Bridged Network in OpenWRT inside VirtualBox

Builds on, or at least modifies, Getting OpenWRT Working in VirtualBox.

This time I set up OpenWRT in VirtualBox with one NIC - Bridged instead of the default NAT. All that was needed to get networking functional was:

# uci set network.lan.ipaddr=172.16.0.37
# uci set network.lan.netmask=255.255.255.0
# uci commit # this updates file /etc/config/network
# ifdown lan
# ifup lan

Note that this will work if 172.16.0.37 is a legitimate (and unused) address on your local network (and when I say "local," I mean the one your host's network card is attached to). You can even set it to the same IP as the host machine. I have no idea if that's a good idea or a bad one - my knowledge of bridged networking is approximately nil, which is why I'm doing this!
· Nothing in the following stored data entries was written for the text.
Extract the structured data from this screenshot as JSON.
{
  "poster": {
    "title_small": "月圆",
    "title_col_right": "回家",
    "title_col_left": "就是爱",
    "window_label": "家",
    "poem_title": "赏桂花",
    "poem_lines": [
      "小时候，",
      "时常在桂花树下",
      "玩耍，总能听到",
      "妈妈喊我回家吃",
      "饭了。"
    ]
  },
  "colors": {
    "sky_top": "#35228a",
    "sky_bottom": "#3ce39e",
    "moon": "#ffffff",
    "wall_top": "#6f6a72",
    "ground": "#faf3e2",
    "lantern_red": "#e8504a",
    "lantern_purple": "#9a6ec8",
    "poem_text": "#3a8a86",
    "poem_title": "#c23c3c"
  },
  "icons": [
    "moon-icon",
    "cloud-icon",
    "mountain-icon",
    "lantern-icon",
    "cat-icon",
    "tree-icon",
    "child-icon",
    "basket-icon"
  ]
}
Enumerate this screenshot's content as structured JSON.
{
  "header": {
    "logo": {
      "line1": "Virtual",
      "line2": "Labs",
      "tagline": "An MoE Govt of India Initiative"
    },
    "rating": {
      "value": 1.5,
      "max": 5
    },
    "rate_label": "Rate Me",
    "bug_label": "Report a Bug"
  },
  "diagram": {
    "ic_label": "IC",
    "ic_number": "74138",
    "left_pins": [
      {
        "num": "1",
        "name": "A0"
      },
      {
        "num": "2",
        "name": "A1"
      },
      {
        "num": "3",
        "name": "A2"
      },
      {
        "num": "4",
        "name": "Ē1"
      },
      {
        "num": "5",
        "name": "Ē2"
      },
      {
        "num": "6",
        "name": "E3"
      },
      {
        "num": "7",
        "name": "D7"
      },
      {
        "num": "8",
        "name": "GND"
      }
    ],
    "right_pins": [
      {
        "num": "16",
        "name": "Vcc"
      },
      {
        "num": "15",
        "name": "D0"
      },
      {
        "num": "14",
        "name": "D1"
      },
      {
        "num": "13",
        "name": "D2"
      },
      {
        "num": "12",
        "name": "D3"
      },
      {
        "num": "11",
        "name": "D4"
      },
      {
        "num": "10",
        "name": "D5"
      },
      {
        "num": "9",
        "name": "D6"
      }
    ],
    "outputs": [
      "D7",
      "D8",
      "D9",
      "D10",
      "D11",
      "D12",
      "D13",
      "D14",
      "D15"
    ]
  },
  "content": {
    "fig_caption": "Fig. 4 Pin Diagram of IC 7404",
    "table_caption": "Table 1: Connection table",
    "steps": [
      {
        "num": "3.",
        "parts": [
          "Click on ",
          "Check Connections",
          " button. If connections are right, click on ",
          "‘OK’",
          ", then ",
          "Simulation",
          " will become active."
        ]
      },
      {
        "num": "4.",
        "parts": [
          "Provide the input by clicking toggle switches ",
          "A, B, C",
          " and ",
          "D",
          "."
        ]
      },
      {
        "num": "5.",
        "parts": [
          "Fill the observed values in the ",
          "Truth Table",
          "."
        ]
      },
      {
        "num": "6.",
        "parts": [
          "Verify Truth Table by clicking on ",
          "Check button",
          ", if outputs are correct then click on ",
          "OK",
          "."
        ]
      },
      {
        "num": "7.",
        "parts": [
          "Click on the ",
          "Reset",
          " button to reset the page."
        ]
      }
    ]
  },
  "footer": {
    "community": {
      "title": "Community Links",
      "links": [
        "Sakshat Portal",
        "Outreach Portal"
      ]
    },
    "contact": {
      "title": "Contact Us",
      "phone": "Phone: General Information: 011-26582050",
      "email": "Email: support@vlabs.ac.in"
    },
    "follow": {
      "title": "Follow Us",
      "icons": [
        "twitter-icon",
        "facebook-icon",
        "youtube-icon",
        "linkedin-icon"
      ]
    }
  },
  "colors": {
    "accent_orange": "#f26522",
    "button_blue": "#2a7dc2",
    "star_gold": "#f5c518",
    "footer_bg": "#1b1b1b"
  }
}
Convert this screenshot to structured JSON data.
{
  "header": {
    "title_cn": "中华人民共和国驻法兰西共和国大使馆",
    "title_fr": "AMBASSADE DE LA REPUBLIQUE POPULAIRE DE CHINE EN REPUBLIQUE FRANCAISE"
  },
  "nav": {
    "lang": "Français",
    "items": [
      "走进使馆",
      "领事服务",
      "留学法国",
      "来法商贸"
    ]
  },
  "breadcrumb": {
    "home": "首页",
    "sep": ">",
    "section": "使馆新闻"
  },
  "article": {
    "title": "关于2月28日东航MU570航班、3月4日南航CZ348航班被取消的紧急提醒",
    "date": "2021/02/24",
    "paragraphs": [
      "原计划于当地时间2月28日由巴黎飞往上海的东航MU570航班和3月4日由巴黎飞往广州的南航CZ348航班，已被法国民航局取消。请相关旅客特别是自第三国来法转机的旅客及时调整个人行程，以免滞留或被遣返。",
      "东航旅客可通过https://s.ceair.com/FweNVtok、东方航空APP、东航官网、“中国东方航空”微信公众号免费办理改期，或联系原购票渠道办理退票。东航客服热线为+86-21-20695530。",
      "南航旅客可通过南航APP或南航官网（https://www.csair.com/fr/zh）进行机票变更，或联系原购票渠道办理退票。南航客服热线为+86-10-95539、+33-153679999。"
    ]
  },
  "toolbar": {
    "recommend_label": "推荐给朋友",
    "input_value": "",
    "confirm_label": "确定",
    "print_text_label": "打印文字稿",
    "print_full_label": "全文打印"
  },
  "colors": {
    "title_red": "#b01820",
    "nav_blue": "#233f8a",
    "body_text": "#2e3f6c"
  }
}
But if you use the host machine's IP, you won't be able to access OpenWRT ports from the host or other machines on the network because responses will always come from the host and not the OpenWRT virtual machine.

Not quite there, add /etc/resolv.conf, adding the following lines:

nameserver 172.16.0.1 # your local router or DNS
nameserver 8.8.8.8    # Google's public DNS (you shouldn't need this)

Remember to delete /etc/resolv.conf, which is a link to /tmp/resolv.conf, and mv or cp /tmp/resolv.conf to /etc/resolv.conf so the changes are permanent.

You still need routing. Edit /etc/config/network and add this stanza:

config 'route'
    option interface 'lan'
    option target    '*'
    option netmask   '255.255.255.0'
    option gateway   '172.16.0.1'

(This isn't working for me at the moment: I'll update when fixed.)

Since this virtual machine is now out on the network (ie. not just enclosed in the safe world of your internal network) it's a good idea to change the root password. This does another thing beyond changing root's password: it closes the telnet port, fixing your two most obvious security loopholes.